John Kingston has watched Jack Clifford’s transformation from promising Academy player to England international forward and has no doubts he will handle the intense pressure of facing Wales in the RBS Six Nations championship at the Principality Stadium on Saturday.
With Billy Vunipola(knee) and Harlequins team mate Chris Robshaw(shoulder) ruled out of the Six Nations and James Haskell not yet ready to start a test after toe surgery, Clifford is drafted into the starting line up. He replaces Tom Wood whose shoulder injury has restricted his training this week and he starts on the bench
Kingston, the Quins director of rugby, said:” Jack has played in front of big crowds and while it is a different arena, he is quality act and will make sure he has prepared meticulously. Being thrown a challenge doesn’t worry Jack and he will rise to the occasion.”
Kingston knows how much work has gone into Clifford’s development, fuelled by the player’s unending desire to improve. It is a mind-set that has helped Clifford overcome ankle surgery in September and having watched his England team mates preserve their unbeaten record in 2016, he is now back in the team to help bid for another Six Nations title.
England’s first Grand Slam for 13 years saw them march up the world rankings to finish the year at No2, a run that included all eight of Clifford’s test caps with seven of them coming as a replacement. Being able to play in all three back row positions make Clifford the ultimate bench man, but too many careers have been disfigured by being labelled a “utility” player and the Harlequins flanker has no intention of being one of them.
Being at Quins means he had experienced the frustration of waiting for a starting place before breaking into the England squad as Chris Robshaw has been a club mate and back row rival. It has challenged Clifford to prove to the selectors at club and test level that he deserves to start even when Robshaw is available and if you push Kingston he will nominate No8 as the position that he believes best suits the 23-year-old’s skills set.
Kingston explained: “When Jack, as an academy player, trained with the first team squad you immediately saw someone who was very confident in his own ability. His timing onto the ball, composure and decision making meant that you took a second look and thought “crikey, who’s that?” Gradually, I got to know him better and one of his greatest strengths is that he stays very level headed about things.
“He is very professional in what he does and that goes with the talent he possesses and he is someone who, like Chris Robshaw, has an attitude to learn. He has always wanted to know what he can do better and that is very big starting point; having an attitude to listen and learn as a player. Nothing flusters Jack and maybe what drives him on is that he is a bit of a worrier and is always concerned about making the next move.
“That can translate into a real strength because he won’t accept second best and he was immensely frustrated – but controlled – when he wasn’t in the Quins team every week last season.

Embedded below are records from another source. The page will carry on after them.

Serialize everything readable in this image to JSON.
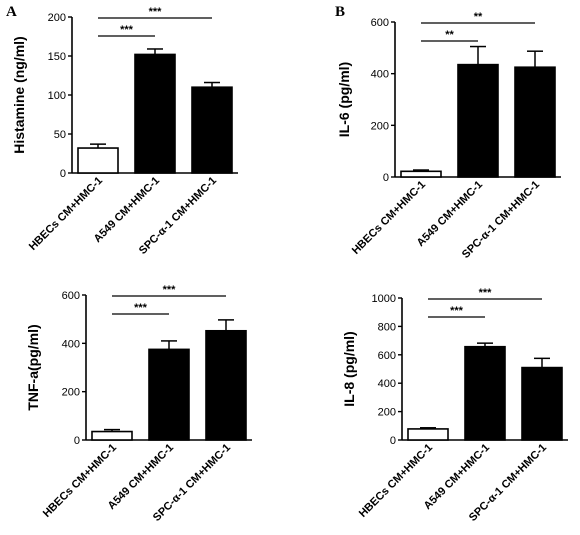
{
  "panel_labels": [
    "A",
    "B"
  ],
  "chart_data": [
    {
      "type": "bar",
      "ylabel": "Histamine (ng/ml)",
      "categories": [
        "HBECs CM+HMC-1",
        "A549 CM+HMC-1",
        "SPC-α-1 CM+HMC-1"
      ],
      "values": [
        32,
        152,
        110
      ],
      "errors": [
        5,
        7,
        6
      ],
      "ylim": [
        0,
        200
      ],
      "yticks": [
        0,
        50,
        100,
        150,
        200
      ],
      "bar_fills": [
        "#ffffff",
        "#000000",
        "#000000"
      ],
      "significance": [
        {
          "from": 0,
          "to": 1,
          "label": "***"
        },
        {
          "from": 0,
          "to": 2,
          "label": "***"
        }
      ]
    },
    {
      "type": "bar",
      "ylabel": "IL-6 (pg/ml)",
      "categories": [
        "HBECs CM+HMC-1",
        "A549 CM+HMC-1",
        "SPC-α-1 CM+HMC-1"
      ],
      "values": [
        22,
        435,
        425
      ],
      "errors": [
        5,
        70,
        62
      ],
      "ylim": [
        0,
        600
      ],
      "yticks": [
        0,
        200,
        400,
        600
      ],
      "bar_fills": [
        "#ffffff",
        "#000000",
        "#000000"
      ],
      "significance": [
        {
          "from": 0,
          "to": 1,
          "label": "**"
        },
        {
          "from": 0,
          "to": 2,
          "label": "**"
        }
      ]
    },
    {
      "type": "bar",
      "ylabel": "TNF-a(pg/ml)",
      "categories": [
        "HBECs CM+HMC-1",
        "A549 CM+HMC-1",
        "SPC-α-1 CM+HMC-1"
      ],
      "values": [
        35,
        375,
        452
      ],
      "errors": [
        8,
        35,
        45
      ],
      "ylim": [
        0,
        600
      ],
      "yticks": [
        0,
        200,
        400,
        600
      ],
      "bar_fills": [
        "#ffffff",
        "#000000",
        "#000000"
      ],
      "significance": [
        {
          "from": 0,
          "to": 1,
          "label": "***"
        },
        {
          "from": 0,
          "to": 2,
          "label": "***"
        }
      ]
    },
    {
      "type": "bar",
      "ylabel": "IL-8 (pg/ml)",
      "categories": [
        "HBECs CM+HMC-1",
        "A549 CM+HMC-1",
        "SPC-α-1 CM+HMC-1"
      ],
      "values": [
        78,
        657,
        510
      ],
      "errors": [
        8,
        25,
        65
      ],
      "ylim": [
        0,
        1000
      ],
      "yticks": [
        0,
        200,
        400,
        600,
        800,
        1000
      ],
      "bar_fills": [
        "#ffffff",
        "#000000",
        "#000000"
      ],
      "significance": [
        {
          "from": 0,
          "to": 1,
          "label": "***"
        },
        {
          "from": 0,
          "to": 2,
          "label": "***"
        }
      ]
    }
  ]
}
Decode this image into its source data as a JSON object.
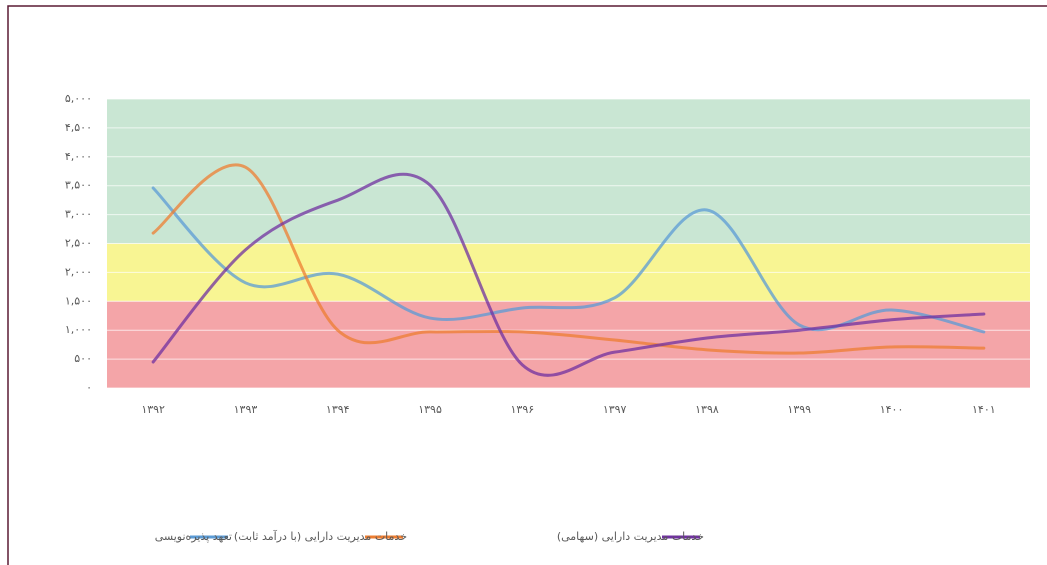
{
  "chart_data": {
    "type": "line",
    "categories": [
      "۱۳۹۲",
      "۱۳۹۳",
      "۱۳۹۴",
      "۱۳۹۵",
      "۱۳۹۶",
      "۱۳۹۷",
      "۱۳۹۸",
      "۱۳۹۹",
      "۱۴۰۰",
      "۱۴۰۱"
    ],
    "series": [
      {
        "name": "تعهد پذیره‌نویسی",
        "color": "#5b9bd5",
        "values": [
          3460,
          1820,
          1970,
          1210,
          1385,
          1560,
          3080,
          1090,
          1350,
          970
        ]
      },
      {
        "name": "خدمات مدیریت دارایی (با درآمد ثابت)",
        "color": "#ed7d31",
        "values": [
          2680,
          3820,
          1000,
          970,
          970,
          830,
          660,
          605,
          710,
          690
        ]
      },
      {
        "name": "خدمات مدیریت دارایی (سهامی)",
        "color": "#7030a0",
        "values": [
          450,
          2390,
          3250,
          3510,
          400,
          620,
          865,
          1000,
          1180,
          1280
        ]
      }
    ],
    "ylim": [
      0,
      5000
    ],
    "yticks": [
      {
        "value": 0,
        "label": "۰"
      },
      {
        "value": 500,
        "label": "۵۰۰"
      },
      {
        "value": 1000,
        "label": "۱,۰۰۰"
      },
      {
        "value": 1500,
        "label": "۱,۵۰۰"
      },
      {
        "value": 2000,
        "label": "۲,۰۰۰"
      },
      {
        "value": 2500,
        "label": "۲,۵۰۰"
      },
      {
        "value": 3000,
        "label": "۳,۰۰۰"
      },
      {
        "value": 3500,
        "label": "۳,۵۰۰"
      },
      {
        "value": 4000,
        "label": "۴,۰۰۰"
      },
      {
        "value": 4500,
        "label": "۴,۵۰۰"
      },
      {
        "value": 5000,
        "label": "۵,۰۰۰"
      }
    ],
    "bands": [
      {
        "from": 0,
        "to": 1500,
        "color": "#f4a5a8"
      },
      {
        "from": 1500,
        "to": 2500,
        "color": "#f8f593"
      },
      {
        "from": 2500,
        "to": 5000,
        "color": "#c9e6d3"
      }
    ],
    "grid": true,
    "smooth": true,
    "legend": "bottom"
  }
}
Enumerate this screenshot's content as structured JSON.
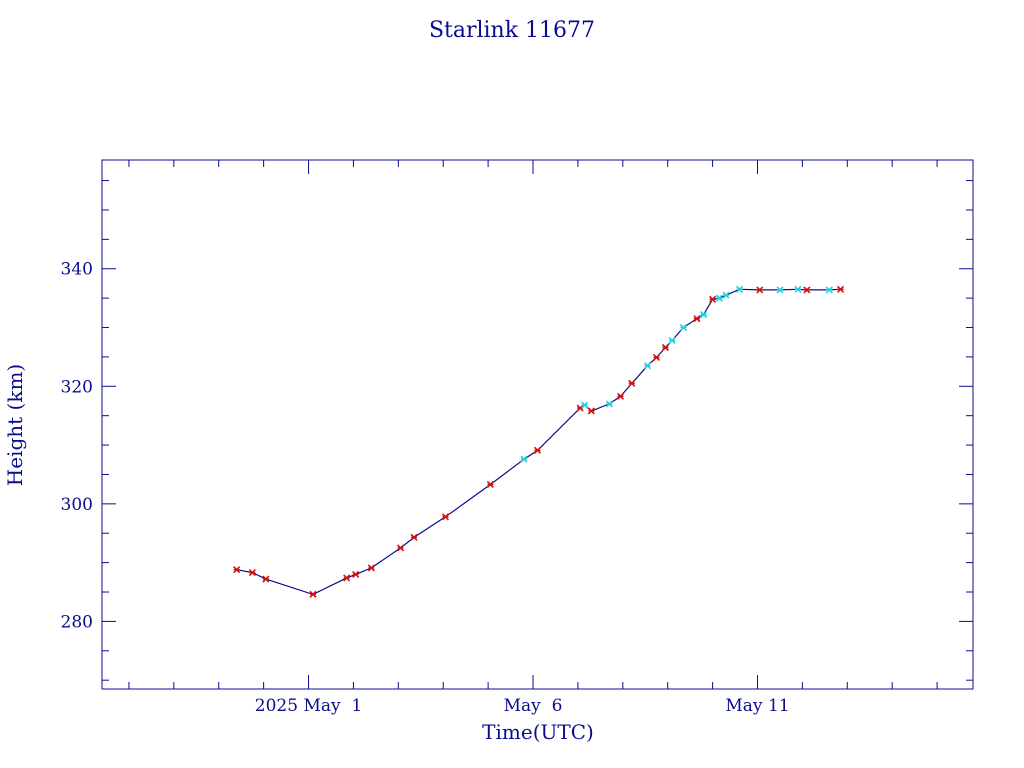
{
  "chart_data": {
    "type": "scatter",
    "title": "Starlink 11677",
    "xlabel": "Time(UTC)",
    "ylabel": "Height (km)",
    "x_unit": "days",
    "x_tick_labels": [
      {
        "label": "2025 May  1",
        "day": 1
      },
      {
        "label": "May  6",
        "day": 6
      },
      {
        "label": "May 11",
        "day": 11
      }
    ],
    "xlim": [
      -3.6,
      15.8
    ],
    "ylim": [
      268.5,
      358.5
    ],
    "y_ticks": [
      280,
      300,
      320,
      340
    ],
    "grid": false,
    "colors": {
      "frame": "#0b0b8f",
      "line": "#0b0b8f",
      "marker_primary": "#d01010",
      "marker_secondary": "#20d0e0"
    },
    "series": [
      {
        "x": [
          -0.6,
          -0.25,
          0.05,
          1.1,
          1.85,
          2.05,
          2.4,
          3.05,
          3.35,
          4.05,
          5.05,
          5.8,
          6.1,
          7.05,
          7.15,
          7.3,
          7.7,
          7.95,
          8.2,
          8.55,
          8.75,
          8.95,
          9.1,
          9.35,
          9.65,
          9.8,
          10.0,
          10.15,
          10.3,
          10.6,
          11.05,
          11.5,
          11.9,
          12.1,
          12.6,
          12.85
        ],
        "y": [
          288.8,
          288.3,
          287.2,
          284.6,
          287.4,
          288.0,
          289.1,
          292.5,
          294.3,
          297.8,
          303.3,
          307.6,
          309.1,
          316.3,
          316.8,
          315.8,
          317.0,
          318.3,
          320.5,
          323.5,
          324.9,
          326.6,
          327.8,
          330.0,
          331.5,
          332.2,
          334.8,
          335.0,
          335.5,
          336.5,
          336.4,
          336.4,
          336.5,
          336.4,
          336.4,
          336.5
        ],
        "marker_type": [
          "primary",
          "primary",
          "primary",
          "primary",
          "primary",
          "primary",
          "primary",
          "primary",
          "primary",
          "primary",
          "primary",
          "secondary",
          "primary",
          "primary",
          "secondary",
          "primary",
          "secondary",
          "primary",
          "primary",
          "secondary",
          "primary",
          "primary",
          "secondary",
          "secondary",
          "primary",
          "secondary",
          "primary",
          "secondary",
          "secondary",
          "secondary",
          "primary",
          "secondary",
          "secondary",
          "primary",
          "secondary",
          "primary"
        ]
      }
    ]
  }
}
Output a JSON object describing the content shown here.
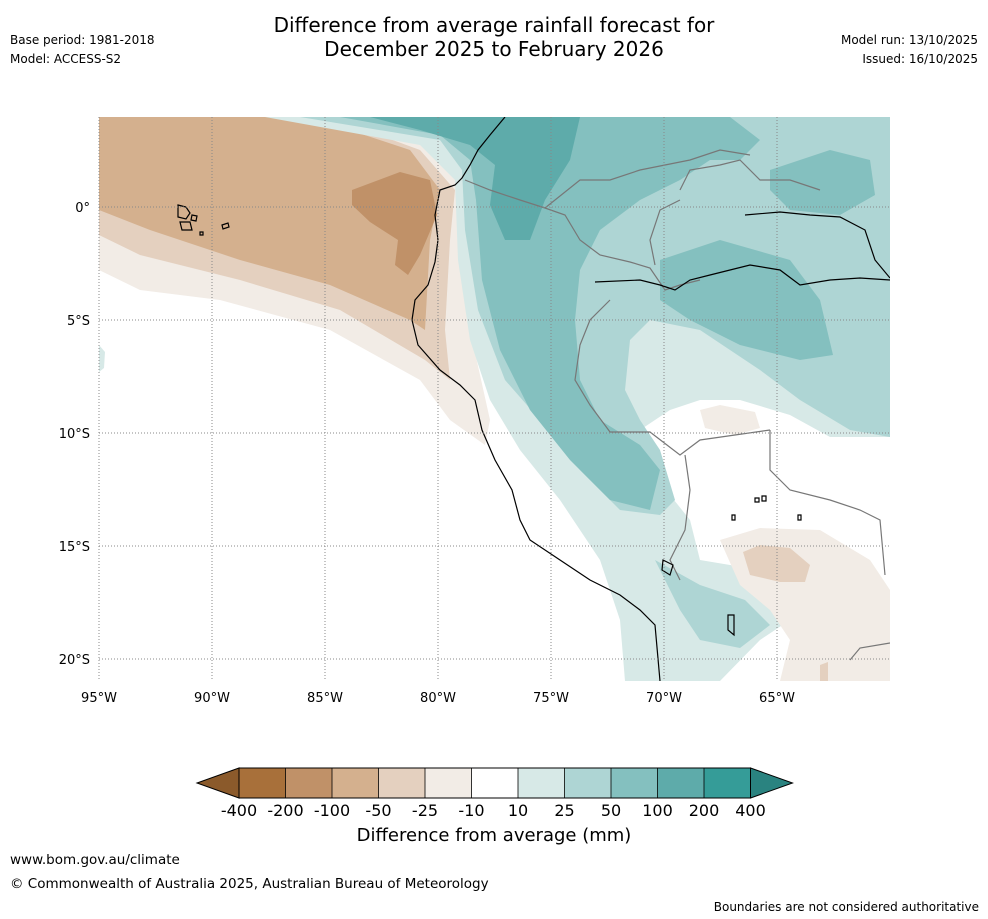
{
  "header": {
    "title_line1": "Difference from average rainfall forecast for",
    "title_line2": "December 2025 to February 2026",
    "base_period": "Base period: 1981-2018",
    "model": "Model: ACCESS-S2",
    "model_run": "Model run: 13/10/2025",
    "issued": "Issued: 16/10/2025"
  },
  "map": {
    "lat_labels": [
      "0°",
      "5°S",
      "10°S",
      "15°S",
      "20°S"
    ],
    "lon_labels": [
      "95°W",
      "90°W",
      "85°W",
      "80°W",
      "75°W",
      "70°W",
      "65°W"
    ]
  },
  "colorbar": {
    "labels": [
      "-400",
      "-200",
      "-100",
      "-50",
      "-25",
      "-10",
      "10",
      "25",
      "50",
      "100",
      "200",
      "400"
    ],
    "colors": [
      "#a8703a",
      "#c09168",
      "#d4b08e",
      "#e4d0bf",
      "#f2ece6",
      "#ffffff",
      "#d7e9e7",
      "#aed5d4",
      "#84c0bf",
      "#5eabaa",
      "#359c98"
    ],
    "under_color": "#8b5a2b",
    "over_color": "#2a8380",
    "title": "Difference from average (mm)"
  },
  "footer": {
    "website": "www.bom.gov.au/climate",
    "copyright": "© Commonwealth of Australia 2025, Australian Bureau of Meteorology",
    "disclaimer": "Boundaries are not considered authoritative"
  }
}
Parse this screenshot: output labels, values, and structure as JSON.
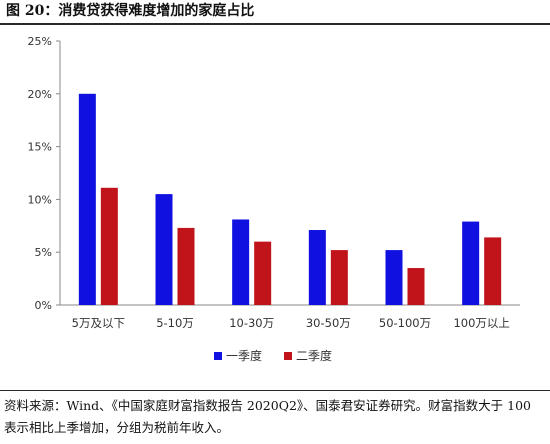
{
  "title": "图 20：消费贷获得难度增加的家庭占比",
  "source_note": "资料来源：Wind、《中国家庭财富指数报告 2020Q2》、国泰君安证券研究。财富指数大于 100 表示相比上季增加，分组为税前年收入。",
  "chart_data": {
    "type": "bar",
    "title": "",
    "xlabel": "",
    "ylabel": "",
    "categories": [
      "5万及以下",
      "5-10万",
      "10-30万",
      "30-50万",
      "50-100万",
      "100万以上"
    ],
    "series": [
      {
        "name": "一季度",
        "color": "#1010e0",
        "values": [
          20.0,
          10.5,
          8.1,
          7.1,
          5.2,
          7.9
        ]
      },
      {
        "name": "二季度",
        "color": "#c0141a",
        "values": [
          11.1,
          7.3,
          6.0,
          5.2,
          3.5,
          6.4
        ]
      }
    ],
    "ylim": [
      0,
      25
    ],
    "yticks": [
      "0%",
      "5%",
      "10%",
      "15%",
      "20%",
      "25%"
    ],
    "grid": false,
    "legend_position": "bottom-center"
  }
}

He found that quite hard but that is a trait you get with a lot of the most successful players. They want to be a the top and like Chris Robshaw they don’t want to know what they are good at, they want to talk about the areas where they can improve.
“Jack is not an out and out No7 in the old fashioned sense and, respectively, he is a better player than that. He can play No7, but you are not going to be using his skills set which is ball carrying and the ability to get over the gain line. The back row comes down to balance and who is playing with you. If you push me into a corner, I would say Jack’s best position is No8.”